Ayesha at Last by Uzma Jalaluddin for Saturday

Khalid Mirza is a conservative Indian-Canadian Muslim man, who works as an IT specialist in Toronto. Religion is very important to him and he prays five times daily. He takes his conservative and religious values further by abstaining from drinking alcohol, refusing to shake hands with women or to look at them, wearing the prayer robe and skullcap as part of his normal clothes, even at work, not dating and certainly not sleeping with a woman who is not his wife. He is a virgin who is waiting for his mother to select his wife for him.

Ayesha Shamsi is an Indian-Canadian Muslim woman, who is a poet and a newly minted teacher working as a substitute in a Toronto high school. Strongly opinionated with a no-nonsense demeanor, she is aided and abetted in her behavior by her grandfather. While she wears a hijab, she conveys an image of a modern woman who does not approve of arranged rishta proposals, which she deems are outmoded mating rituals.   

While outwardly in charge of their destinies and uncaring of other people’s criticism, inwardly, they question their life’s choices all the time and battle loneliness. It is one thing to charge onward on the path you’ve defined, but it is quite another to have to go it alone. It is not that they don’t have close family members who live with them and love them, but that they are a square peg in the family circles. A part of them — hidden from others and sometimes even obscured from themselves — longs for that someone who “gets” them.  

Before they meet, neither is willing to compromise an iota of who they are and what they value. However, in a case of opposites coming together, attraction does spring up between them. A romance uniting the two means that not only do they have to balance the expectations of their immigrant parents, but they have to understand each other’s Muslim-ness, desi-ness (Indian), and Canadian-ness just as much as they have to understand each other’s values, personalities, pet peeves, and hobbies. While it is a long time coming, as they grow together, they discover what they treasure in the other and rediscover what they each cherish in themselves.  

While staying true to the broad strokes of Pride & Prejudice, Jalaluddin has gone one step further than Austen by introducing religion into the maelstrom of Indian-Canadian cultural norms and societal mores. This adds a complexity to the novel that Austen sidestepped. Not only do Khalid and Ayesha both feel like they’re part of both worlds — India and Canada — yet part of neither, they feel the same about Islam. How Muslim are they? Jalaluddin allows them to guide their natural impulses and struggle with their human feelings and align them with what the holy Qur’an ascribes as being a good person.
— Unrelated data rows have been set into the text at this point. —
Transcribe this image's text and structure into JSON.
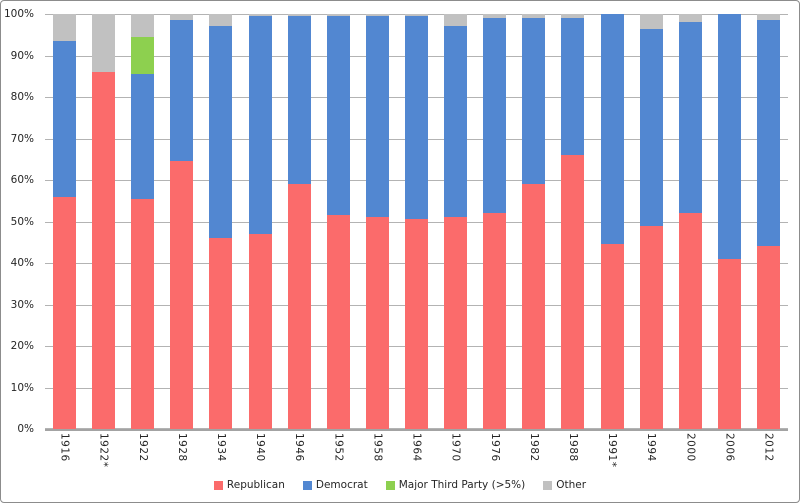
{
  "window": {
    "background": "#ffffff",
    "border_color": "#8c8c8c"
  },
  "colors": {
    "gridline": "#b3b3b3",
    "axis_line": "#a3a3a3",
    "text": "#262626",
    "republican": "#fb6b6b",
    "democrat": "#5287d1",
    "third_party": "#8dd04f",
    "other": "#c1c1c1"
  },
  "chart_data": {
    "type": "bar",
    "subtype": "100%-stacked-column",
    "title": "",
    "xlabel": "",
    "ylabel": "",
    "ylim": [
      0,
      100
    ],
    "grid": true,
    "y_tick_labels": [
      "0%",
      "10%",
      "20%",
      "30%",
      "40%",
      "50%",
      "60%",
      "70%",
      "80%",
      "90%",
      "100%"
    ],
    "categories": [
      "1916",
      "1922*",
      "1922",
      "1928",
      "1934",
      "1940",
      "1946",
      "1952",
      "1958",
      "1964",
      "1970",
      "1976",
      "1982",
      "1988",
      "1991*",
      "1994",
      "2000",
      "2006",
      "2012"
    ],
    "series": [
      {
        "name": "Republican",
        "color": "#fb6b6b",
        "values": [
          56,
          86,
          55.5,
          64.5,
          46,
          47,
          59,
          51.5,
          51,
          50.5,
          51,
          52,
          59,
          66,
          44.5,
          49,
          52,
          41,
          44
        ]
      },
      {
        "name": "Democrat",
        "color": "#5287d1",
        "values": [
          37.5,
          0,
          30,
          34,
          51,
          52.5,
          40.5,
          48,
          48.5,
          49,
          46,
          47,
          40,
          33,
          55.5,
          47.5,
          46,
          59,
          54.5
        ]
      },
      {
        "name": "Major Third Party (>5%)",
        "color": "#8dd04f",
        "values": [
          0,
          0,
          9,
          0,
          0,
          0,
          0,
          0,
          0,
          0,
          0,
          0,
          0,
          0,
          0,
          0,
          0,
          0,
          0
        ]
      },
      {
        "name": "Other",
        "color": "#c1c1c1",
        "values": [
          6.5,
          14,
          5.5,
          1.5,
          3,
          0.5,
          0.5,
          0.5,
          0.5,
          0.5,
          3,
          1,
          1,
          1,
          0,
          3.5,
          2,
          0,
          1.5
        ]
      }
    ],
    "legend_position": "bottom"
  }
}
Some authors reveal character through that character’s internal monologue. However, Jalaluddin skillfully develops her people through their interactions with other people. Thus, instead of an info-dump for that character, you get a gradual trickling in of details and a building up of a whole picture, pixel by pixel. This intricate image is constructed by every action and every dialogue informing on the character. Jalaluddin accomplishes this for every character by navigating the difficulties with dexterity and skill. This is where her writing style is closest to Austen’s.

For fans of Pride & Prejudice, this novel is a must-read.